Adduction and internal rotation of the femur

Inward rotation of the femur due to poor movement control

4)      Reduced flexibility

The patella is very much affected by tissue that surround it. Tightness of the ITB, quadriceps and hamstring muscles can all affect the patella.

5)      Poor sporting form

Poor running or cycling technique, can often put unequal stresses on the lower limbs resulting in increased pressure on the PFjt and pain.

Treatment of PFJS

In order to treat PFJS effectively, one needs to identify which of the above 5 factors are contributing to the problem. Finding the root cause of the problem is as important as treating the symptoms and will prevent a relapse from occurring.

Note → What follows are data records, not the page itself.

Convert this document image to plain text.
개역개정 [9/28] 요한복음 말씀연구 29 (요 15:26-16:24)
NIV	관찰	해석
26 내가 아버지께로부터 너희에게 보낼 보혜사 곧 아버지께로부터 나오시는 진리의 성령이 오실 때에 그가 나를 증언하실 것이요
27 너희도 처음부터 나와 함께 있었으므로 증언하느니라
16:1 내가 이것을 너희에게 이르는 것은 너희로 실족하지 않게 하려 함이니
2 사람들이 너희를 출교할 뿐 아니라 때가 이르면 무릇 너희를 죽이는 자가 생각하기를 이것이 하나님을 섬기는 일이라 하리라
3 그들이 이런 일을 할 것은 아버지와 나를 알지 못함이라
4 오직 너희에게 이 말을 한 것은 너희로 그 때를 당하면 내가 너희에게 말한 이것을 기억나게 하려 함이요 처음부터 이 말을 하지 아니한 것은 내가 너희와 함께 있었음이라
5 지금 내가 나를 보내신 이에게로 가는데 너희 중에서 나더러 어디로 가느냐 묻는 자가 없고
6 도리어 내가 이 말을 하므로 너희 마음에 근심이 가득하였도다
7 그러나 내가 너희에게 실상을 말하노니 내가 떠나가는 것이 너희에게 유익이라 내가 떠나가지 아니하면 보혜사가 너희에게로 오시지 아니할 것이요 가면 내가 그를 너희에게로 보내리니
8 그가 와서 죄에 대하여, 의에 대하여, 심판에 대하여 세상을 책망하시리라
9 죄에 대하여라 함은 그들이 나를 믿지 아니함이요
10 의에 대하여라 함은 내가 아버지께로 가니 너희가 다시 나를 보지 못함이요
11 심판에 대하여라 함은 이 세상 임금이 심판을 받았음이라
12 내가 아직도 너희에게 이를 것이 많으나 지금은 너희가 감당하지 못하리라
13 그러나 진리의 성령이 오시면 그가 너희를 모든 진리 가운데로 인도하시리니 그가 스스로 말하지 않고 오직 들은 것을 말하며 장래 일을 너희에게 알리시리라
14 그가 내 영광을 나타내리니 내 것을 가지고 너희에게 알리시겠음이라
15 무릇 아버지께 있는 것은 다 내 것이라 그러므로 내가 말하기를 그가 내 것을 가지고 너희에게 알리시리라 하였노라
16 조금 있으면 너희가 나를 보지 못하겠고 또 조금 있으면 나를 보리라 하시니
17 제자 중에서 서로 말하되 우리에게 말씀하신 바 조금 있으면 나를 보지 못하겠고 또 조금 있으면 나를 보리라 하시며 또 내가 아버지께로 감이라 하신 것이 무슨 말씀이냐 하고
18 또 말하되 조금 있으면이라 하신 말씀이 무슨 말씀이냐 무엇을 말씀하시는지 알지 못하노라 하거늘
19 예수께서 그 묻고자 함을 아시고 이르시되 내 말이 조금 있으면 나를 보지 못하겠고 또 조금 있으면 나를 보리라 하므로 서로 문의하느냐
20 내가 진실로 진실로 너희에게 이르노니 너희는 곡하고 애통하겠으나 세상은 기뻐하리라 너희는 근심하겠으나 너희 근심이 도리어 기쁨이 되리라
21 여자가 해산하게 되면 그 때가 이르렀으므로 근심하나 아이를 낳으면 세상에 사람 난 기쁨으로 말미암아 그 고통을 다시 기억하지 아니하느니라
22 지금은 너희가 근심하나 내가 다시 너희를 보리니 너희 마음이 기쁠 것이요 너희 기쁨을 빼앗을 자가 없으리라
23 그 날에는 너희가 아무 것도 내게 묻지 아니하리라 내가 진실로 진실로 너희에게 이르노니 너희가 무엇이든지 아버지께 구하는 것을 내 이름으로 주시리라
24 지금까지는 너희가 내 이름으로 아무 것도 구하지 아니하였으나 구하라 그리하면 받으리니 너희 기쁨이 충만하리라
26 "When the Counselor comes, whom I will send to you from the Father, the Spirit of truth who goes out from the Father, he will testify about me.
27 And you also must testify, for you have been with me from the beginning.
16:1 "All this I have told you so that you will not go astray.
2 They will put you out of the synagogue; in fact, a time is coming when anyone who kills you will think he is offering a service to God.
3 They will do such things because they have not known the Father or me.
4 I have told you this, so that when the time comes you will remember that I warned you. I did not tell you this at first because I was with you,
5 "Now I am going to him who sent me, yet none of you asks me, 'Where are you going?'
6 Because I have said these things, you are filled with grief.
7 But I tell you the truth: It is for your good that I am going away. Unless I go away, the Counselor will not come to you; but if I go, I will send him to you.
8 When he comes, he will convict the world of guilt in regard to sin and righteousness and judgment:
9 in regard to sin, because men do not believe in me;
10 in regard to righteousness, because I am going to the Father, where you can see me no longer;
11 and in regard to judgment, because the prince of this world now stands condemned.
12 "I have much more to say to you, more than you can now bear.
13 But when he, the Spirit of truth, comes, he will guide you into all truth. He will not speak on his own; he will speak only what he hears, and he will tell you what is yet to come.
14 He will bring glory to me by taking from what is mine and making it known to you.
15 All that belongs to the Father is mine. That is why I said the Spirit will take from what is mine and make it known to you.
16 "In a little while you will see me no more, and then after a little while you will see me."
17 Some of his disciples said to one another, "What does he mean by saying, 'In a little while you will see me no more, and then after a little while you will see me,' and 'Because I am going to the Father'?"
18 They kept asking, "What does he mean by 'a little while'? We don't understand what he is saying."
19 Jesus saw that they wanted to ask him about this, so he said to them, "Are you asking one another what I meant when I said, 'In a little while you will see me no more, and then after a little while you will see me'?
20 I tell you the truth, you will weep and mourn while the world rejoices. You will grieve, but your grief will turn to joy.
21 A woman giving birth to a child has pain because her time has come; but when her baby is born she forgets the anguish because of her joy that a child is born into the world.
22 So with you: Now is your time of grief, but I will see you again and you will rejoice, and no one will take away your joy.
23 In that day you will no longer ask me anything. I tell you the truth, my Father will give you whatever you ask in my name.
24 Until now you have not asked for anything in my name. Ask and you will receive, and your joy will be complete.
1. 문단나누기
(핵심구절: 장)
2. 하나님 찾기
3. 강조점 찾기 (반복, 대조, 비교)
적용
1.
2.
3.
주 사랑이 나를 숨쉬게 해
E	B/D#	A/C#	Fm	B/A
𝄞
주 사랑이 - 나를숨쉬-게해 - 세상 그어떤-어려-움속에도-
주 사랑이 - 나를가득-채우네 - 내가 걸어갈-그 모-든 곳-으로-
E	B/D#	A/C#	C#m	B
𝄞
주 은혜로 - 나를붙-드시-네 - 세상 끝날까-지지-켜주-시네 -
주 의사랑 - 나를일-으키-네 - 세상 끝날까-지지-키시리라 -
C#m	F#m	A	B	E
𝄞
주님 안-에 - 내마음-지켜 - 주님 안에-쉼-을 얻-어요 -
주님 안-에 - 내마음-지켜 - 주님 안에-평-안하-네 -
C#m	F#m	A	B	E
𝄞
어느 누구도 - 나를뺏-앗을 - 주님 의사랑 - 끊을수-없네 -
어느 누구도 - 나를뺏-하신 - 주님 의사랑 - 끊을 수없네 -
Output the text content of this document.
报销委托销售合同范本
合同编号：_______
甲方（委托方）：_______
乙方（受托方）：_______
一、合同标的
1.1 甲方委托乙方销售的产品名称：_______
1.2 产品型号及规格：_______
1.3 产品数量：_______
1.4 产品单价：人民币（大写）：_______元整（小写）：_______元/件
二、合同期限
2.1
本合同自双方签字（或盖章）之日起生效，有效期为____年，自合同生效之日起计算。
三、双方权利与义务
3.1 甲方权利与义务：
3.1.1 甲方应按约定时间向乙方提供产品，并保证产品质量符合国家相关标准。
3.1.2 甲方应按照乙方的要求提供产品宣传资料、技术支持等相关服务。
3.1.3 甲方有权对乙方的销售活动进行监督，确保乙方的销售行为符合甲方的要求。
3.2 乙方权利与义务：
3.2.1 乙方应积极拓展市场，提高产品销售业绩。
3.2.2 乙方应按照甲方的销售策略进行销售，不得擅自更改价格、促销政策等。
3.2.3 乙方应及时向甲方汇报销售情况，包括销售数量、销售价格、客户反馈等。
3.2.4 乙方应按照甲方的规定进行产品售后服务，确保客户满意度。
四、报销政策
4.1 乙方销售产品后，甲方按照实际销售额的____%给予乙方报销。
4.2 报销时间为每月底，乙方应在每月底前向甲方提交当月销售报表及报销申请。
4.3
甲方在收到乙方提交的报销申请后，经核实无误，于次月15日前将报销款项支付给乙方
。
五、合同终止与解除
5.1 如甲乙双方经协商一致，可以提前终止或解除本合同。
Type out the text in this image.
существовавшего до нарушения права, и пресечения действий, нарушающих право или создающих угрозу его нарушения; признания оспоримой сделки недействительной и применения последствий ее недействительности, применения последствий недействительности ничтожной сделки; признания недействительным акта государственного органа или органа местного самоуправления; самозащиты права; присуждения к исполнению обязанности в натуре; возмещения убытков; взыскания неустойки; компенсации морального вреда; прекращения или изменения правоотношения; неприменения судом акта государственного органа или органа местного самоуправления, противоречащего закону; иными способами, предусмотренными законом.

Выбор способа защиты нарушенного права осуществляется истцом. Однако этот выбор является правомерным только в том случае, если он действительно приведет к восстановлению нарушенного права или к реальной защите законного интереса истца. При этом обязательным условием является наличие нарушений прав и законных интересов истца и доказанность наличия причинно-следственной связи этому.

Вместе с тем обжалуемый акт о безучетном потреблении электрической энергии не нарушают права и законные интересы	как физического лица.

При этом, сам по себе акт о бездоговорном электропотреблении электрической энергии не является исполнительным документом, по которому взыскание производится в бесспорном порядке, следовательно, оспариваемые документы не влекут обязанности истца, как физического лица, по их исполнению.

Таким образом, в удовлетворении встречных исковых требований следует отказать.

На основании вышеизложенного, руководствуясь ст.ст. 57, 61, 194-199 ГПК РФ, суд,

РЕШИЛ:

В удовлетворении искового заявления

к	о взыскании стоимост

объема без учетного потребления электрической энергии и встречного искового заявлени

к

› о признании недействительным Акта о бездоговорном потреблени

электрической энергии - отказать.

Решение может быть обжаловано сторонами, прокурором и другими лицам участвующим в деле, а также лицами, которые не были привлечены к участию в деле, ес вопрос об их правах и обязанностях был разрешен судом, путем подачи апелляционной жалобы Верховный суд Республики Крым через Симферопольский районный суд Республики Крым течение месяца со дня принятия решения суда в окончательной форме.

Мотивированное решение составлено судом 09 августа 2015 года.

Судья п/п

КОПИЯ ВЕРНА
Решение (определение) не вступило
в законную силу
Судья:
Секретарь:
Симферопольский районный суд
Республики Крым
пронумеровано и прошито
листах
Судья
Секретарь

1)      Treating muscle imbalances: Soft tissue techniques to release the Illiotibial band and patella mobilizations are often techniques used in the treatment of PFJS. Strengthening the quadriceps muscle has been shown to be useful in the treatment of PFJS. It is important that exercises are not painful. Both open kinetic chain movements (those where the foot is not fixed – like straightening your leg in sitting) and closed kinetic chain exercises (those where the foot is fixed- like a squat) are shown to be useful for improving strength in PFJS patients.  This article by McGinty et al, 2000  talks about OKC and CKC exercises and which degrees of movement are best for strengthening the knee.  McConnel taping (see video below) can also be useful is activating the right muscles around the knee joint.

[youtube=http://www.youtube.com/watch?v=wjUSFJmXlOQ&feature=player_embedded]

2)      Treating lower limb biomechanics: Physiotherapists need to do a thorough assessment, checking lower limb biomechanics, muscle strength and control. Orthotics may be useful for PFJD if it is found that  too much pronation (flat feet) are causing the problem

3)      Treating proximal weakness and muscle control:  A quick test often used is the one leg mini squat test seen in the video below. Poor control at the foot, hip or core area can result in an adduction movement at the hip, causing uneven pressure on the PFjt . Correction exercises- using theraband can often be useful for people that suffer from this condition (see video below)

[youtube=http://www.youtube.com/watch?v=VOF27O7eEDU]

4)      Stretches to increase flexibility: Tightness of the ITB quadriceps and hamstrings can be treated via a good stretching programme

5)      Correcting running form: Running or cycling technique should be assessed and if necessary, corrected by your physiotherapist or trainer.